Die Bensheimer Molekularbiologin vom Schilddrüsenzentrum Bergstraße Anette Merke referierte auf Einladung des Frauenbüros über die Funktion des schmetterlingsförmigen Organs und über die Probleme, die bei einer Dysfunktion auftreten können. Die Frauenbeauftragte Marion Vatter tat gut daran, das Haus am Markt als Veranstaltungsraum zu wählen. Das Thema stieß auf große Resonanz. Der Saal war bis auf den letzten Platz besetzt.

Wie eine Walnuss

Die Schilddrüse ist etwa walnussgroß und nur rund 30 Gramm schwer. Trotzdem kommt ihr als Steuerungsorgan und Hormonregulator eine große Aufgabe zu. Es produziert auf Anregung des von der Hypophyse gebildeten TSH (Thyroidea-stimulierendes Hormon) die Wirkstoffe T3 und T4 und schickt sie in den Blutkreislauf.

Diese beiden Hormone sind dann stoffwechselaktiv. Liegt eine Unterfunktion vor, wird der gesamte Metabolismus im Körper heruntergefahren, bei einer Überfunktion passiert genau das Gegenteil.

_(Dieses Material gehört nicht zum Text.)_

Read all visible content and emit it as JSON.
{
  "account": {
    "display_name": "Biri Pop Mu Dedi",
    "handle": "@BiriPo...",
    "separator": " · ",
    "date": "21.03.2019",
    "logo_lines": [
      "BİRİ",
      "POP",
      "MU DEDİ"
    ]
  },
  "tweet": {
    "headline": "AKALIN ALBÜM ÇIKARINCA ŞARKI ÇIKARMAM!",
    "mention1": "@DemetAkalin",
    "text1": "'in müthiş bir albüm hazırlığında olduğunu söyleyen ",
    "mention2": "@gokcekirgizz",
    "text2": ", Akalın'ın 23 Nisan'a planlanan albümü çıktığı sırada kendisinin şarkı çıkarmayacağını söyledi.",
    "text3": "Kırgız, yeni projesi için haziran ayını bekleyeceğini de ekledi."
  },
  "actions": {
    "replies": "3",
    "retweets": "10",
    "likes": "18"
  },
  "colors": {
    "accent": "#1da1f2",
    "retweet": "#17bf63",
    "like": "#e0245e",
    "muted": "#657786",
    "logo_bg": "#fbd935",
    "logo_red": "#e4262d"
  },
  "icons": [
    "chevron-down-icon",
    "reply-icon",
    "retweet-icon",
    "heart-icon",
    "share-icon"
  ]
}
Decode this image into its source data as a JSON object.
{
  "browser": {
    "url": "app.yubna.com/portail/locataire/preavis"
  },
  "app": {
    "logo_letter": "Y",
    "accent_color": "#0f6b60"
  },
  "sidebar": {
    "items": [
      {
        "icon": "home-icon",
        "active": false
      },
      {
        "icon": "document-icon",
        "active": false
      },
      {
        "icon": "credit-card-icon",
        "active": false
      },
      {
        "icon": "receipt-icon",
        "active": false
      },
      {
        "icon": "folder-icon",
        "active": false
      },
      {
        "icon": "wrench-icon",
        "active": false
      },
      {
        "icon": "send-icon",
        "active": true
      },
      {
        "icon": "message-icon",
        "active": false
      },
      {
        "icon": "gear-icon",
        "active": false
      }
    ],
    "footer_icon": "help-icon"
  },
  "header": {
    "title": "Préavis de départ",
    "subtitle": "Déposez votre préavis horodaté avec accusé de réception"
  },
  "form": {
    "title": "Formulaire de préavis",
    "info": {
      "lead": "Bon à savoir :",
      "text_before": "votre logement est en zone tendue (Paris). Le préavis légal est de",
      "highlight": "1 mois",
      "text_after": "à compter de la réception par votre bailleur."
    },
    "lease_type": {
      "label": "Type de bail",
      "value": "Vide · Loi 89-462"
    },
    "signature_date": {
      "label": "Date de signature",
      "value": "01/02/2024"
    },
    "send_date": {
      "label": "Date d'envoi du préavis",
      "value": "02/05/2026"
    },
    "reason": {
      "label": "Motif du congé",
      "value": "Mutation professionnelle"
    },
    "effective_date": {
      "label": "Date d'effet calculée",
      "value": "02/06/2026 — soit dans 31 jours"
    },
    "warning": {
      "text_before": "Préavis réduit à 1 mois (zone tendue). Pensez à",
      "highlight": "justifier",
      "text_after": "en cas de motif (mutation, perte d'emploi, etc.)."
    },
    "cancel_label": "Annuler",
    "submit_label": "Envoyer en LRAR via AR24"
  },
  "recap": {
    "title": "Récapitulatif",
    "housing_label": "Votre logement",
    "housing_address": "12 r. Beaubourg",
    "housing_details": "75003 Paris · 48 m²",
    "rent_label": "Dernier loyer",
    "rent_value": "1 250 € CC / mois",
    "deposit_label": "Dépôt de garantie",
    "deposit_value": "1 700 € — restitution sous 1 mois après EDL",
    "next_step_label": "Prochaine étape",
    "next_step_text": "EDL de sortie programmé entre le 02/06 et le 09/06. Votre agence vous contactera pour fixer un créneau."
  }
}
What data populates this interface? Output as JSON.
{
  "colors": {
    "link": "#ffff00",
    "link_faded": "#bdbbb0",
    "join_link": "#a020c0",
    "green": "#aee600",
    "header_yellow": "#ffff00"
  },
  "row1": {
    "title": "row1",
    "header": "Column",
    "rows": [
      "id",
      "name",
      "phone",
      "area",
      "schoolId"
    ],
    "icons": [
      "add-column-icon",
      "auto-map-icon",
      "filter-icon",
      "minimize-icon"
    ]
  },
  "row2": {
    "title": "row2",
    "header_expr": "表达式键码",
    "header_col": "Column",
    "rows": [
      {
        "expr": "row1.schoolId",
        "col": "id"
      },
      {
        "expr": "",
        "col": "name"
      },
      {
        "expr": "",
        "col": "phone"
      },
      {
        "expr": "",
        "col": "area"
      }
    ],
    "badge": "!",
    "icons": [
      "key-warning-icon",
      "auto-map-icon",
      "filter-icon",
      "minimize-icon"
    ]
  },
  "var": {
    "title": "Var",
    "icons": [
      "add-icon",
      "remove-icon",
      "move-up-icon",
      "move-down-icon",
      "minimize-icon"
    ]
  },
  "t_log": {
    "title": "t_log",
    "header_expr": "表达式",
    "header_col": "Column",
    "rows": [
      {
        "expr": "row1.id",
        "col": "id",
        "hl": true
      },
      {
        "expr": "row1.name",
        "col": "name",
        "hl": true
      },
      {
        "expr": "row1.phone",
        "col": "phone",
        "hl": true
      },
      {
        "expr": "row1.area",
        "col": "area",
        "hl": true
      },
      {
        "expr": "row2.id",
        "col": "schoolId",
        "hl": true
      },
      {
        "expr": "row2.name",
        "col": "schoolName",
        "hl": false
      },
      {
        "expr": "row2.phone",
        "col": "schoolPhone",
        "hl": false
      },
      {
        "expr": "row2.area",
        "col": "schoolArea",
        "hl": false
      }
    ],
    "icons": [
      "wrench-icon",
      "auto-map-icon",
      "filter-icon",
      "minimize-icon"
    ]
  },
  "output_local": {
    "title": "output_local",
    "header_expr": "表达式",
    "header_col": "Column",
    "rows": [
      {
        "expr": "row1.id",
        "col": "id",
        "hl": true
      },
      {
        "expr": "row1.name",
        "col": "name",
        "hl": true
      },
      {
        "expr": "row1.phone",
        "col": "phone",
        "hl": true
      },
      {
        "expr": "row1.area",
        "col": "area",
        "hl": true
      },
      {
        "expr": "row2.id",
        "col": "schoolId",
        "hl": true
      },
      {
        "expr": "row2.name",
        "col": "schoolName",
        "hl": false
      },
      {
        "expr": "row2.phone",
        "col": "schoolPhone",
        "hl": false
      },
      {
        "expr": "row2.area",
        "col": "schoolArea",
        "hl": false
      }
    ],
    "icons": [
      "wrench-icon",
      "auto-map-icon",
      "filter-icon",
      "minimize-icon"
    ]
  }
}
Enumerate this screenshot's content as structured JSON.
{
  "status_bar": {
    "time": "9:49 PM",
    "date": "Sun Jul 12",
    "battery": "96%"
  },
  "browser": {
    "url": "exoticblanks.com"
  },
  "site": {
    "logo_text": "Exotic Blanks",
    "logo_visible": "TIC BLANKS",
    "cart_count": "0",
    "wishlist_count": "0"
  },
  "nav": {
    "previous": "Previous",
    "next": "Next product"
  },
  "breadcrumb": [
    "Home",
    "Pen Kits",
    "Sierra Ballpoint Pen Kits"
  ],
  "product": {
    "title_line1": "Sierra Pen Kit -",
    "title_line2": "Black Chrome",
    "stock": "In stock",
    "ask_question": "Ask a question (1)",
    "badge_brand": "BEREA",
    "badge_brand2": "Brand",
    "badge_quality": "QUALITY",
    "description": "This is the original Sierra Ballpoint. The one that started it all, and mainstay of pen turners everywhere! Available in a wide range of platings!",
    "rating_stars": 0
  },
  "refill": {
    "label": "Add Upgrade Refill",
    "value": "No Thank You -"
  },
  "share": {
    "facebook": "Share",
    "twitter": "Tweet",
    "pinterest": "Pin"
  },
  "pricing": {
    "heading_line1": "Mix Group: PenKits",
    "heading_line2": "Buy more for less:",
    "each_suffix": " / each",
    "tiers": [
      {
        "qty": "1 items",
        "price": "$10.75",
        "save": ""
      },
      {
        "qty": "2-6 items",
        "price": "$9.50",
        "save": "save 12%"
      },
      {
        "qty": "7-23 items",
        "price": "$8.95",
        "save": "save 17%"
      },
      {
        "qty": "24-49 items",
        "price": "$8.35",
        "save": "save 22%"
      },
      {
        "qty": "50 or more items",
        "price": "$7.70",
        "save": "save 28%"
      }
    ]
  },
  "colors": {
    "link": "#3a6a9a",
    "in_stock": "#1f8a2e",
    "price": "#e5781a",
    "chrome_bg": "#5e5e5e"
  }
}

Erkrankungen des Organs wirken sich somit auf den gesamten Körper aus: auf das Nervensystem, auf Haut und Fingernägel, auf den Darm wie auch auf das Knochenwachstum, auf das Herz-Kreislauf-System bis hin zur Muskulatur und die Fortpflanzung.

Bildung von Antikörpern

Die Referentin zeigte die Symptome auf, die bei Morbus Basedow auftreten. Der Körper bildet in diesem Fall Antikörper gegen die eigene Schilddrüse. Dabei kommt es aufgrund eines komplizierten Mechanismus zu einer Schilddrüsenüberfunktion mit teilweiser Kropfbildung.

Die Patienten leiden häufig an Schlaflosigkeit, Zittern, Nervosität, Herzrhythmusstörungen und Gewichtsverlust trotz Heißhunger-Attacken. Ein Indiz ist ein Hervorquellen der Augäpfel.

Eine andere Form der Dysfunktion ist Hashimoto-Thyreoiditis. Sie ist die am häufigsten vorkommende Autoimmunkrankheit. In Deutschland sind je nach Schätzung zwischen sieben und zwölf Prozent der Menschen daran erkrankt. Die Hashimoto-Thyreoiditis ist nicht heilbar. Sie entsteht dadurch, dass der Körper Antikörper gegen das Schilddrüsengewebe bildet. Dies führt zu Symptomen wie trockene Schleimhäute, Nervenentzündungen, Stimmungsschwankungen, Hautreizungen, Gewichtszunahme und vereinzelt Kopfschmerzen.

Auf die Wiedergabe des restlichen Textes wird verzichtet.